His son went on to earn degrees from Boston University and Columbia and now works in the financial sector in London, somewhere in the middle between Bergen County Technical High School in Teterboro, NJ, where Zavorotniy has taught physics since 2001, and the family’s native home.

“I was a physics teacher for 18 years before coming here,” he said. “I wouldn’t exchange what we’ve done since for anything.”

In addition to ensuring his sons’ advancement in higher education (he has a younger son currently studying physics at the University of Maryland) Zavorotniy has been an on-the-ground leader in the development and implementation of the Progressive Science Initiative® (PSI®) at Bergen Tech, the launch pad of the groundbreaking pedagogical approach developed by New Jersey Center for Teaching and Learning® (CTL®).

“When I came to Bergen Tech, there was something of a struggle because we didn’t have a unified science course,” Zavorotniy said. “We were teaching different courses like physical science, chemistry, honors physics, conceptual physics, biology. It wasn’t very consistent.”

“But then we started to push physics first, then chemistry and then biology, and we found this to be a very successful approach,” he said.

Then, one year, Zavorotniy began teaching honors physics to freshmen instead of conceptual physics. Finding that approach successful, Bergen Tech gave up on conceptual physics at the end of that year and whittled down their roster to physics, honors physics and AP.

In 2007, Zavorotniy’s Bergen Tech colleague and future CTL Executive Director Dr. Robert Goodman won Teacher of the Year and was awarded with a SMART Board. “I fell in love with it,” Goodman said. “You can move at a much faster rate, it accelerates the learning process and you can save time on the routine process.”

But more, SMART Board has a tool that can be built in to a teacher’s lesson that provides, simple, conceptual multiple-choice questions. “We started building lessons based around the SMART technology.

And so PSI was born, offering other education leaders models for transforming math and science in their own schools, districts or states.

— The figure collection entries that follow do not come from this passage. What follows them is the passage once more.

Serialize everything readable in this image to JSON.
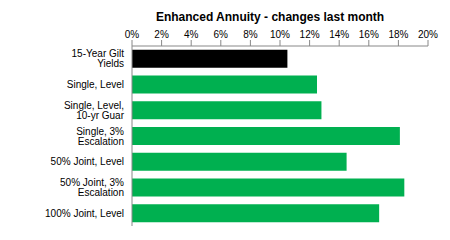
{
  "chart_data": {
    "type": "bar",
    "title": "Enhanced Annuity - changes last month",
    "orientation": "horizontal",
    "categories": [
      "15-Year Gilt Yields",
      "Single, Level",
      "Single, Level, 10-yr Guar",
      "Single, 3% Escalation",
      "50% Joint, Level",
      "50% Joint, 3% Escalation",
      "100% Joint, Level"
    ],
    "values": [
      10.5,
      12.5,
      12.8,
      18.1,
      14.5,
      18.4,
      16.7
    ],
    "colors": [
      "#000000",
      "#00b050",
      "#00b050",
      "#00b050",
      "#00b050",
      "#00b050",
      "#00b050"
    ],
    "xlim": [
      0,
      20
    ],
    "xticks": [
      {
        "value": 0,
        "label": "0%"
      },
      {
        "value": 2,
        "label": "2%"
      },
      {
        "value": 4,
        "label": "4%"
      },
      {
        "value": 6,
        "label": "6%"
      },
      {
        "value": 8,
        "label": "8%"
      },
      {
        "value": 10,
        "label": "10%"
      },
      {
        "value": 12,
        "label": "12%"
      },
      {
        "value": 14,
        "label": "14%"
      },
      {
        "value": 16,
        "label": "16%"
      },
      {
        "value": 18,
        "label": "18%"
      },
      {
        "value": 20,
        "label": "20%"
      }
    ],
    "grid": false
  }
}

Improving the curriculum and teaching strategies by incorporating SMART products, Zavorotniy said, improves students' achievement in science and mathematics and said he expects CTL to expand to all K–12 subject areas.

The success in New Jersey, Zavorotniy said, is providing leverage for CTL as it expands its model globally. “This is a very friendly approach, students work in groups and kids don’t feel pressured. Once they don’t feel that pressure they can be in the right mindframe to succeed. That’s the philosophy of PSI.”

Reversing the sequence of biology-chemistry-physics that PSI endorses is also critical to a student’s success, Zavorotniy said. “Teaching physics first is more logical. Physics provides the foundation—you don’t have to memorize biology or chemistry facts from a textbook. When you learn physics first, you understand why those facts occur.”

“If I had this method when I started teaching, I would have been so happy. I’m just happy that we’re able to do this now,” Zavorotniy said.